Microparticles as defined herein above may comprise or consist of any suitable material known to the person skilled in the art, e.g. they may comprise or consist of or essentially consist of inorganic or organic material. Typically, they may comprise or consist of or essentially consist of metal or an alloy of metals, or an organic material, or comprise or consist of or essentially consist of carbohydrate elements. Examples of envisaged material for microparticles include agarose, polystyrene, latex, polyvinyl alcohol, silica and ferromagnetic metals, alloys or composition materials. In one embodiment the microparticles are magnetic or ferromagnetic metals, alloys or compositions. In further embodiments, the material may have specific properties and e.g. be hydrophobic, or hydrophilic. Such microparticles typically are dispersed in aqueous solutions and retain a small negative surface charge keeping the microparticles separated and avoiding non-specific clustering.

In one embodiment of the present invention, the microparticles are paramagnetic microparticles and the separation of such particles in the measurement method according to the present disclosure is facilitated by magnetic forces. Magnetic forces are applied to pull the paramagnetic or magnetic particles out of the solution/suspension and to retain them as desired while liquid of the solution/suspension can be removed and the particles can e.g. be washed.

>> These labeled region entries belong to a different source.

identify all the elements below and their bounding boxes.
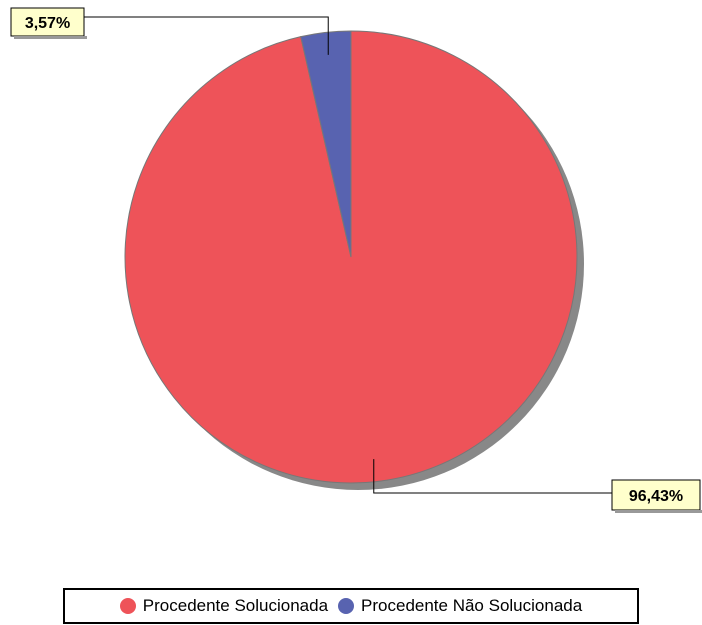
data-label-procedente-nao-solucionada: 3,57% [25, 15, 70, 32]
legend-item-procedente-nao-solucionada: Procedente Não Solucionada [338, 596, 582, 616]
legend-swatch-procedente-nao-solucionada [338, 598, 355, 614]
data-label-shadow-procedente-solucionada [615, 510, 702, 513]
legend-label-procedente-solucionada: Procedente Solucionada [142, 596, 329, 615]
data-label-shadow-procedente-nao-solucionada [14, 36, 87, 39]
chart-legend: Procedente Solucionada Procedente Não So… [63, 588, 639, 624]
leader-line-procedente-solucionada [373, 459, 612, 494]
data-label-procedente-solucionada: 96,43% [629, 488, 683, 505]
legend-item-procedente-solucionada: Procedente Solucionada [119, 596, 329, 616]
legend-label-procedente-nao-solucionada: Procedente Não Solucionada [361, 596, 583, 615]
data-label-box-procedente-nao-solucionada [10, 7, 85, 37]
leader-line-procedente-nao-solucionada [84, 16, 329, 55]
pie-chart: 96,43% 3,57% [10, 7, 702, 513]
pie-slice-procedente-nao-solucionada [300, 30, 352, 258]
legend-swatch-procedente-solucionada [119, 598, 136, 614]
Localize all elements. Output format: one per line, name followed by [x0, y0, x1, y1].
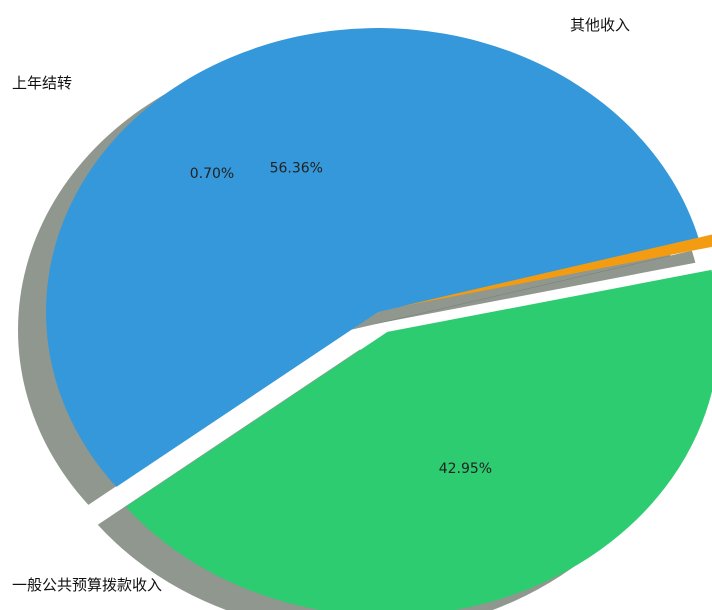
slice-percent-label: 56.36% [270, 160, 323, 176]
slice-percent-label: 42.95% [439, 461, 492, 477]
slice-category-label: 其他收入 [570, 16, 630, 34]
pie-slices [46, 28, 712, 610]
slice-category-label: 一般公共预算拨款收入 [12, 576, 162, 594]
pie-slice [46, 28, 699, 487]
slice-category-label: 上年结转 [12, 74, 72, 92]
slice-percent-label: 0.70% [190, 166, 234, 182]
slice-shadow [371, 250, 696, 325]
pie-labels: 56.36% 一般公共预算拨款收入 0.70% 上年结转 42.95% 其他收入 [12, 16, 630, 594]
pie-slice [125, 269, 712, 610]
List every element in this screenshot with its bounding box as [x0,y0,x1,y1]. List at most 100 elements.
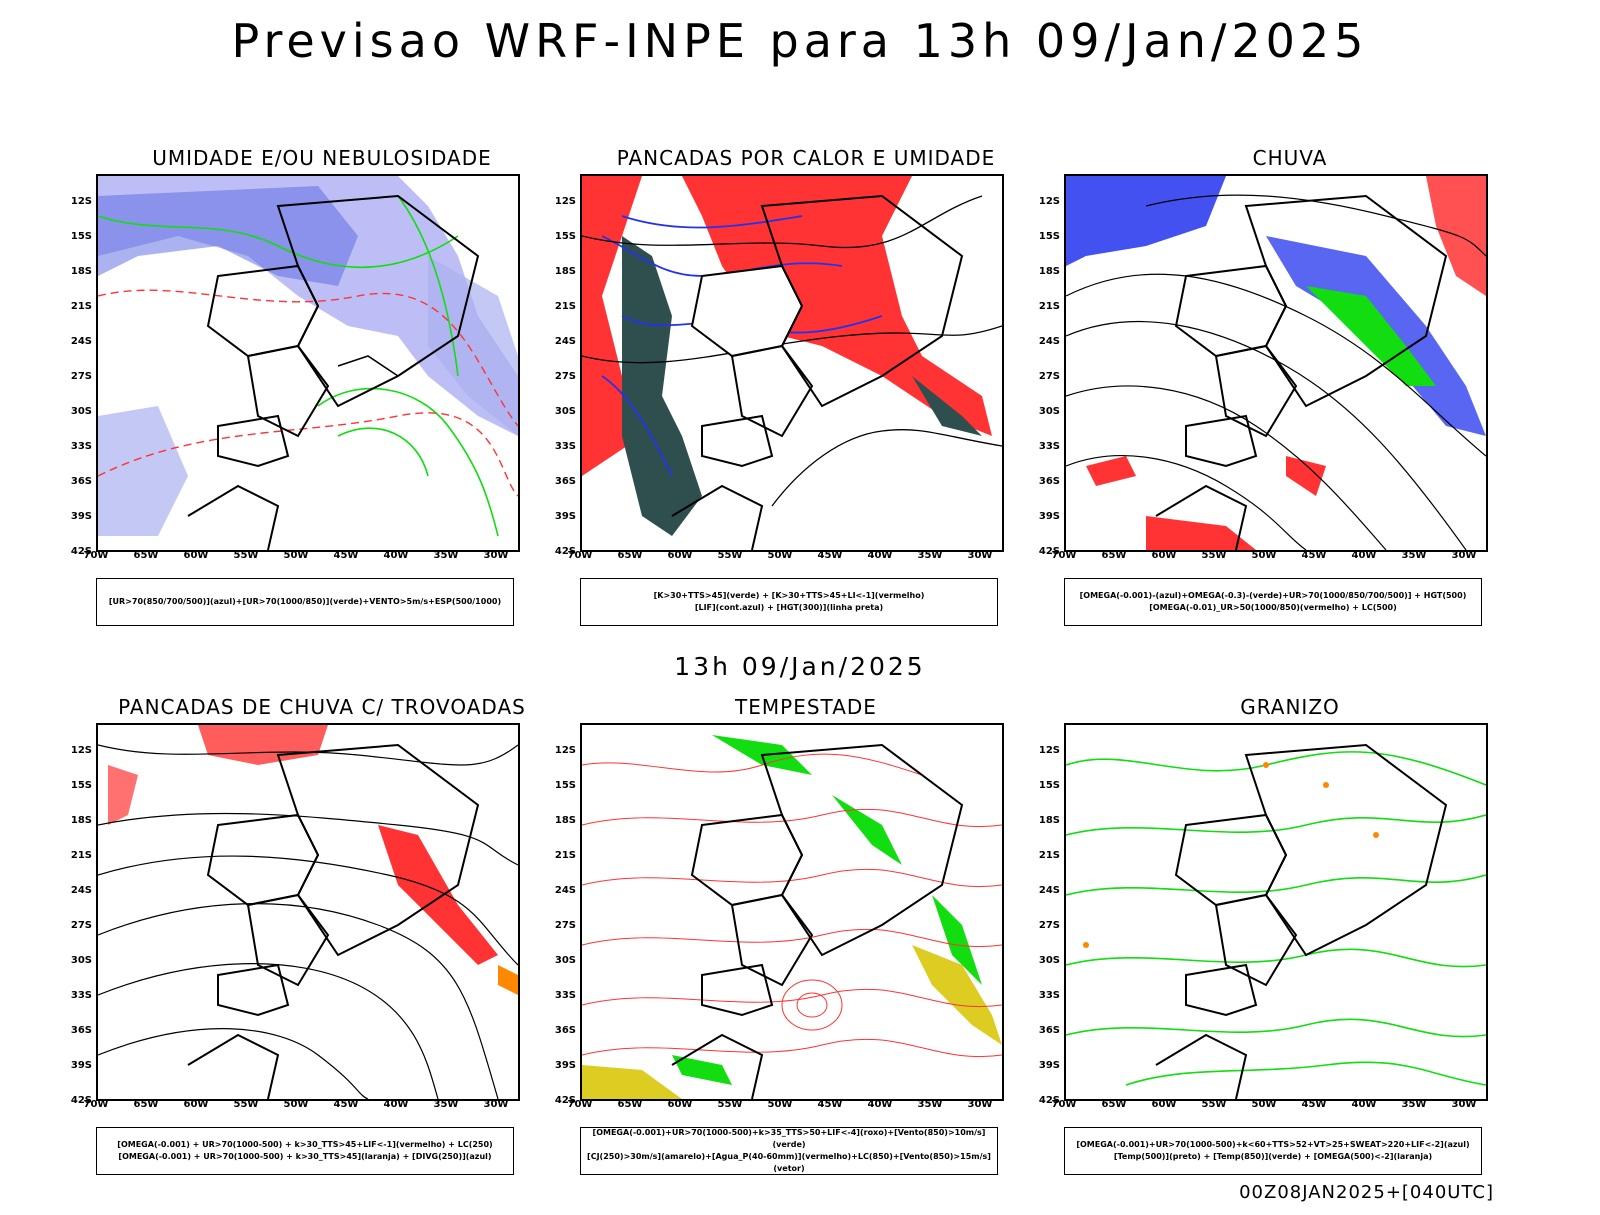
lat-label: 18S [554,815,576,826]
lon-label: 65W [1101,1099,1127,1110]
map-tempestade[interactable] [580,723,1004,1101]
legend-box: [OMEGA(-0.001)+UR>70(1000-500)+k>35_TTS>… [580,1127,998,1175]
lat-label: 27S [554,920,576,931]
legend-line: [K>30+TTS>45](verde) + [K>30+TTS>45+LI<-… [653,591,925,600]
lat-label: 15S [1038,780,1060,791]
map-canvas [582,176,1002,550]
lon-label: 60W [183,1099,209,1110]
lat-label: 18S [70,266,92,277]
lon-label: 70W [567,550,593,561]
lat-label: 18S [70,815,92,826]
lon-label: 55W [233,1099,259,1110]
legend-box: [K>30+TTS>45](verde) + [K>30+TTS>45+LI<-… [580,578,998,626]
lat-label: 21S [554,850,576,861]
legend-box: [OMEGA(-0.001)+UR>70(1000-500)+k<60+TTS>… [1064,1127,1482,1175]
legend-box: [UR>70(850/700/500)](azul)+[UR>70(1000/8… [96,578,514,626]
legend-box: [OMEGA(-0.001)-(azul)+OMEGA(-0.3)-(verde… [1064,578,1482,626]
lat-label: 39S [554,1060,576,1071]
lat-label: 33S [70,990,92,1001]
lat-label: 30S [1038,955,1060,966]
lat-label: 36S [554,1025,576,1036]
lat-label: 36S [554,476,576,487]
lon-label: 45W [817,1099,843,1110]
lon-label: 35W [917,550,943,561]
lat-label: 12S [554,745,576,756]
map-granizo[interactable] [1064,723,1488,1101]
lon-label: 50W [283,550,309,561]
lat-label: 12S [70,196,92,207]
lat-label: 15S [70,780,92,791]
lon-label: 70W [83,550,109,561]
legend-line: [Temp(500)](preto) + [Temp(850)](verde) … [1113,1152,1433,1161]
lat-label: 24S [554,336,576,347]
lat-label: 12S [70,745,92,756]
panel-title: TEMPESTADE [735,695,877,719]
lon-label: 40W [383,1099,409,1110]
lat-label: 15S [554,231,576,242]
lat-label: 24S [1038,336,1060,347]
lat-label: 12S [1038,196,1060,207]
lon-label: 70W [83,1099,109,1110]
legend-line: [OMEGA(-0.001)+UR>70(1000-500)+k>35_TTS>… [592,1128,986,1149]
lat-label: 39S [70,1060,92,1071]
lat-label: 42S [1038,1095,1060,1106]
map-pancadas-calor[interactable] [580,174,1004,552]
lat-label: 21S [70,850,92,861]
legend-line: [OMEGA(-0.01)_UR>50(1000/850)(vermelho) … [1149,603,1397,612]
panel-tempestade: TEMPESTADE 12S 15S 18S 21S 2 [555,695,1056,1215]
legend-line: [LIF](cont.azul) + [HGT(300)](linha pret… [694,603,884,612]
lon-label: 30W [1451,1099,1477,1110]
legend-line: [UR>70(850/700/500)](azul)+[UR>70(1000/8… [108,597,502,606]
lon-label: 30W [483,1099,509,1110]
panel-pancadas-calor: PANCADAS POR CALOR E UMIDADE 12S 15S 18S… [555,146,1056,666]
lat-label: 24S [1038,885,1060,896]
lat-label: 36S [1038,476,1060,487]
lon-label: 65W [133,550,159,561]
lon-label: 50W [1251,1099,1277,1110]
lat-label: 15S [1038,231,1060,242]
lat-label: 33S [1038,990,1060,1001]
lat-label: 27S [70,920,92,931]
lat-label: 30S [70,955,92,966]
lat-label: 33S [554,441,576,452]
lat-label: 30S [554,406,576,417]
lon-label: 60W [1151,550,1177,561]
lon-label: 40W [867,550,893,561]
lon-label: 40W [1351,1099,1377,1110]
lon-label: 30W [1451,550,1477,561]
lat-label: 33S [1038,441,1060,452]
lon-label: 50W [283,1099,309,1110]
map-canvas [582,735,1002,1099]
lon-label: 40W [1351,550,1377,561]
lat-label: 27S [554,371,576,382]
legend-line: [OMEGA(-0.001) + UR>70(1000-500) + k>30_… [117,1140,493,1149]
panel-umidade: UMIDADE E/OU NEBULOSIDADE 12S 15S 18S 21… [71,146,572,666]
lat-label: 42S [554,1095,576,1106]
lon-label: 55W [233,550,259,561]
lon-label: 65W [617,550,643,561]
lat-label: 18S [1038,815,1060,826]
lon-label: 45W [1301,550,1327,561]
lat-label: 21S [1038,301,1060,312]
lon-label: 50W [1251,550,1277,561]
map-umidade[interactable] [96,174,520,552]
map-chuva[interactable] [1064,174,1488,552]
map-canvas [1066,743,1486,1099]
lon-label: 50W [767,1099,793,1110]
lon-label: 50W [767,550,793,561]
lat-label: 42S [70,1095,92,1106]
lat-label: 30S [1038,406,1060,417]
lon-label: 65W [617,1099,643,1110]
lat-label: 15S [554,780,576,791]
lon-label: 30W [967,550,993,561]
lat-label: 27S [1038,371,1060,382]
lon-label: 60W [667,550,693,561]
legend-box: [OMEGA(-0.001) + UR>70(1000-500) + k>30_… [96,1127,514,1175]
lat-label: 39S [554,511,576,522]
map-trovoadas[interactable] [96,723,520,1101]
lat-label: 21S [1038,850,1060,861]
lat-label: 39S [1038,1060,1060,1071]
lat-label: 36S [70,1025,92,1036]
panel-trovoadas: PANCADAS DE CHUVA C/ TROVOADAS 12S 15S 1… [71,695,572,1215]
lat-label: 12S [554,196,576,207]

In diagnostic tests, it needs to be decided whether a measured value is classified as “negative” (or “normal” or “non-reactive”) or as “positive” (or “pathologic” or “reactive”). If the measured signal ranges below a predefined threshold, a sample is regarded as nonreactive or negative. If the measured parameter ranges above the threshold, a sample is classified as reactive or positive. Such threshold is a dividing point on a measuring scale that is set for test procedures in order to differentiate between positive and negative values. Said threshold can be selected in such that the test still provides a predefined high sensitivity (high true positive rate) but at the same time also ensures a predefined high specificity (high true negative rate) so that false positive and false negative results are avoided. Depending on the test design and in order to avoid false positive results the cutoff value can be defined as a multiple of the background signal or as a multiple of the result of a normal (negative) sample. Results of tests can be provided in the form of a “cutoff index” (COI) which can be a ratio of a result signal obtained for a sample divided by the predefined cutoff value, resulting in a signal sample/cutoff ratio. In particular in HIV diagnostics, a cutoff and a calculated COI can be chosen in such a way that a high sensitivity and a high specificity of an assay are achieved, i.e. ideally all positives have to be detected and among those positives there should not be any false positives, or at least as few false positives as possible. In many cases, sensitivity and specificity for most highly regulated infectious disease testing is at least 98% (e.g., ranging from 98 to 99.99%). For HIV diagnostics, a minimum sensitivity of 100% and a specificity of >99.8% is required.